Sans parler de la nouvelle copine de Jean : Adeline (Manon Kneusé) à peine plus âgée qu’eux !
Une famille au bord de la crise de nerfs
Non décidément, il y a quelque chose de pourri au royaume des Lebas : Madeleine doit faire quelque chose ! Cette scène, prologue de la pièce semblera familière aux habitués de la Comédie Française. Il s’agit en effet de la pièce courte « Les descendants » que Nathalie Fillion avait écrite pour la vénérable institution en 2008.

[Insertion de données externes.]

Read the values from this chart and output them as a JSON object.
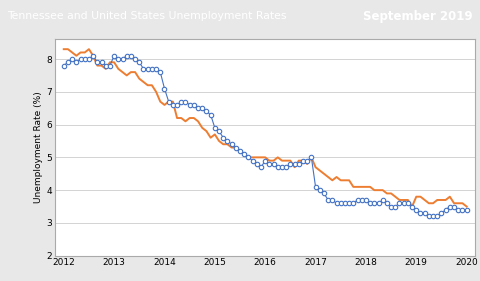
{
  "title_left": "Tennessee and United States Unemployment Rates",
  "title_right": "September 2019",
  "title_bg_color": "#2b4f81",
  "title_text_color": "#ffffff",
  "ylabel": "Unemployment Rate (%)",
  "xlim": [
    2011.83,
    2020.17
  ],
  "ylim": [
    2,
    8.6
  ],
  "yticks": [
    2,
    3,
    4,
    5,
    6,
    7,
    8
  ],
  "xticks": [
    2012,
    2013,
    2014,
    2015,
    2016,
    2017,
    2018,
    2019,
    2020
  ],
  "tn_color": "#4472c4",
  "us_color": "#ed7d31",
  "tn_label": "Tennessee",
  "us_label": "United States",
  "tn_data": [
    7.8,
    7.9,
    8.0,
    7.9,
    8.0,
    8.0,
    8.0,
    8.1,
    7.9,
    7.9,
    7.8,
    7.8,
    8.1,
    8.0,
    8.0,
    8.1,
    8.1,
    8.0,
    7.9,
    7.7,
    7.7,
    7.7,
    7.7,
    7.6,
    7.1,
    6.7,
    6.6,
    6.6,
    6.7,
    6.7,
    6.6,
    6.6,
    6.5,
    6.5,
    6.4,
    6.3,
    5.9,
    5.8,
    5.6,
    5.5,
    5.4,
    5.3,
    5.2,
    5.1,
    5.0,
    4.9,
    4.8,
    4.7,
    4.9,
    4.8,
    4.8,
    4.7,
    4.7,
    4.7,
    4.8,
    4.8,
    4.8,
    4.9,
    4.9,
    5.0,
    4.1,
    4.0,
    3.9,
    3.7,
    3.7,
    3.6,
    3.6,
    3.6,
    3.6,
    3.6,
    3.7,
    3.7,
    3.7,
    3.6,
    3.6,
    3.6,
    3.7,
    3.6,
    3.5,
    3.5,
    3.6,
    3.6,
    3.6,
    3.5,
    3.4,
    3.3,
    3.3,
    3.2,
    3.2,
    3.2,
    3.3,
    3.4,
    3.5,
    3.5,
    3.4,
    3.4,
    3.4
  ],
  "us_data": [
    8.3,
    8.3,
    8.2,
    8.1,
    8.2,
    8.2,
    8.3,
    8.1,
    7.8,
    7.8,
    7.7,
    7.9,
    7.9,
    7.7,
    7.6,
    7.5,
    7.6,
    7.6,
    7.4,
    7.3,
    7.2,
    7.2,
    7.0,
    6.7,
    6.6,
    6.7,
    6.7,
    6.2,
    6.2,
    6.1,
    6.2,
    6.2,
    6.1,
    5.9,
    5.8,
    5.6,
    5.7,
    5.5,
    5.4,
    5.4,
    5.3,
    5.3,
    5.2,
    5.1,
    5.0,
    5.0,
    5.0,
    5.0,
    5.0,
    4.9,
    4.9,
    5.0,
    4.9,
    4.9,
    4.9,
    4.7,
    4.9,
    4.9,
    4.8,
    5.0,
    4.7,
    4.6,
    4.5,
    4.4,
    4.3,
    4.4,
    4.3,
    4.3,
    4.3,
    4.1,
    4.1,
    4.1,
    4.1,
    4.1,
    4.0,
    4.0,
    4.0,
    3.9,
    3.9,
    3.8,
    3.7,
    3.7,
    3.7,
    3.5,
    3.8,
    3.8,
    3.7,
    3.6,
    3.6,
    3.7,
    3.7,
    3.7,
    3.8,
    3.6,
    3.6,
    3.6,
    3.5
  ],
  "plot_bg_color": "#ffffff",
  "fig_bg_color": "#e8e8e8",
  "grid_color": "#cccccc",
  "border_color": "#aaaaaa"
}
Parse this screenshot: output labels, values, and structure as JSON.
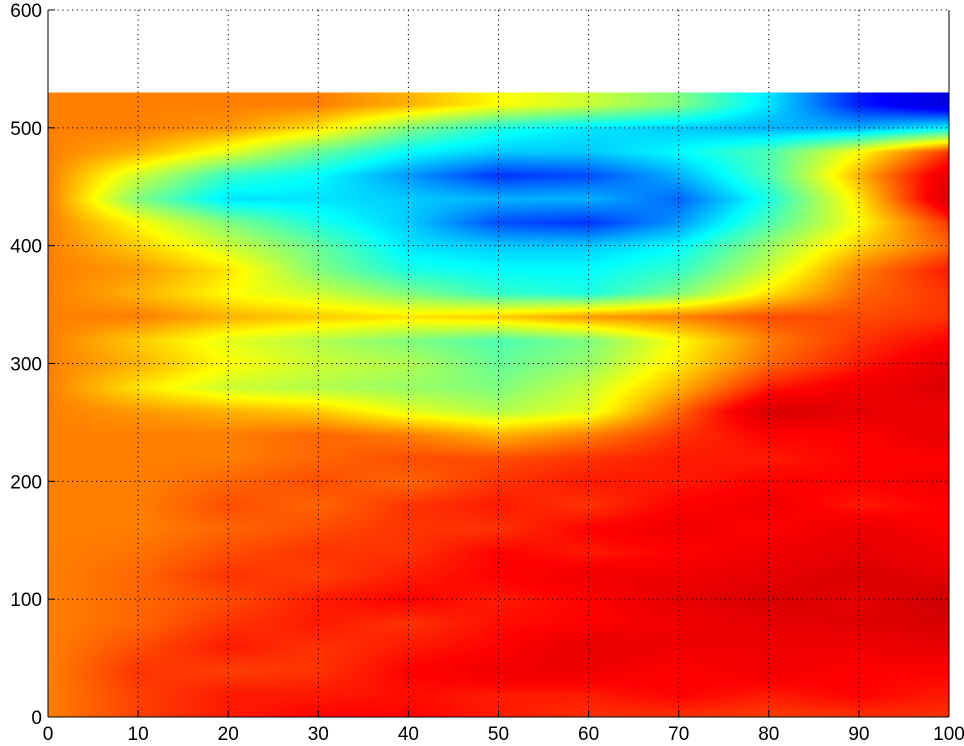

De cet embryon est né un bel enfant. Coproduite par le théâtre des Célestins et celui du Rond-point (Jean-Michel Ribes assistait d’ailleurs à la première à Lyon), « A l’Ouest » est une étude de mœurs d’une justesse à la fois drôle et émouvante. Certains trouveront la pièce peut-être un peu trop longue (2h20) mais toutes les réunions de famille ne le sont-elle pas ?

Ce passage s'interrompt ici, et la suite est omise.